I pressed in some K6117 lower balljoints yesterday that were smooth, (73-87 GM fullsize lowers)
and some K6293 lowers that were grooved (88-98 GM fullsize lowers)
draggincraze   +1y
i have been watching this thread since it was posted and wasnt going to comment on anything but mike said most of his byc orders were almost caught up....i ordered s10 arms 7/3/05 and still havent receved them. ive been looking for the money order reciept i kept but cant find it only can find my huntington bank ticket saying i had a money order bought for $478 but not to who the money order was made out too. i emailed mike several times back in 08 and 09 and he told me to send him all my info in which i did and he would make it right.after not hearing anything for weeks i would send him the same stuff and get the same results.....nothing! i sold the s10 in the fall of 08 but thought if i got the arms i could use them maybe someday.i finally cut my loss in which i erased my emails from him before this popped up.but he should still have my info and can get in touch with me to make things right i would be happy to email him and resubmit it again. im not trying to bash him but i think he knows who he has and hasn't made things right with!
fabricationnation   +1y
Brandt, he did not show his name or proof of an order date or anything nor did he say whether he tried to contact me or not.

as stated I have had post on forums, many forums and on my website for people to contact me.

I remember most of the names when I see them of people who I owed parts to. The number I thought was about 16 or 17 was actually about 19 or 20.

But There may be one or two that have not contacted me at all. but we are talking a very small number that have not been taken care of yet, on the large side theres 4 or 5 and on the small side 2 or 3. It does not matter because Im working with everyone to take care of them.

plus the people that are posting in here should be customers only as we agreed to earlier.

as stated before I have to sell new parts to be able to fill old orders.

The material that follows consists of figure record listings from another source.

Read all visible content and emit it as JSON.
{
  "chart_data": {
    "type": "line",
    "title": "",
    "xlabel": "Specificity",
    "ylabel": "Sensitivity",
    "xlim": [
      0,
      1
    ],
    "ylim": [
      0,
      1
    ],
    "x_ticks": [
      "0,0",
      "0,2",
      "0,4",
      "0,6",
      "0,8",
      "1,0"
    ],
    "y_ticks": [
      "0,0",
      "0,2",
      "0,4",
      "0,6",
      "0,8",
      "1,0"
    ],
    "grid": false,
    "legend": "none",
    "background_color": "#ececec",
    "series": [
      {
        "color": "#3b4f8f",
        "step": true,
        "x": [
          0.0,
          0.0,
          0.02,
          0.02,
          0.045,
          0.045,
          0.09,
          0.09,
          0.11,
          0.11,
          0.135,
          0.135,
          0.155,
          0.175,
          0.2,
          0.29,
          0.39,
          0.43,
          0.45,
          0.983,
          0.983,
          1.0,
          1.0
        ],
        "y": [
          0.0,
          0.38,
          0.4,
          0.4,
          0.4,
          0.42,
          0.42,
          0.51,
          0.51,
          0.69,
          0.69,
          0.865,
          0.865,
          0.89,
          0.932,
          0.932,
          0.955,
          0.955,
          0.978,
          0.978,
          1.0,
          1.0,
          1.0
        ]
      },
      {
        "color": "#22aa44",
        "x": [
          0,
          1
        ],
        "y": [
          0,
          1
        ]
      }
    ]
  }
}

yes I shipped 3 sets friday, one was an old order. not even an order where I did not ship them in the day but where I shipped them uppers and lowers and the lowers were missing one of the 2 crossbars. I offered a full new set instead and I sent the uppers, which they already have a set of the old version right now.

how could someone in the scene not know Im back in business?

Ive posted in the 30 or so forums Im a member of plus I keep it up on my website...

I dont know of any other way to get to anyone that does not know Im in business.

why would you think people would not expect good results? if they look at the parts on my website they can see the difference plus all the postings of old customers who did get their parts. plus if they contact me anything positive is good results. there has been no bad results from anyone that contacted me. so there is no down side.


many times people get more than they asked for. people that were owed just lowers or uppers are getting both, or im giving away free stuff like parts.

I also had a guy contact me with a set of BYC S-10 arms. The version with a 1/2" plate but butt welded. he had not installed them and wanted me to rework them to make them stronger. I decided to replace them with an all new set with bushings, balljoints and new crossbars, which the original version did not have.

m glad to do this and this is just a couple of the times where I did above and beyond what was owed.

No these people dont come in here and post, they just go on with their project.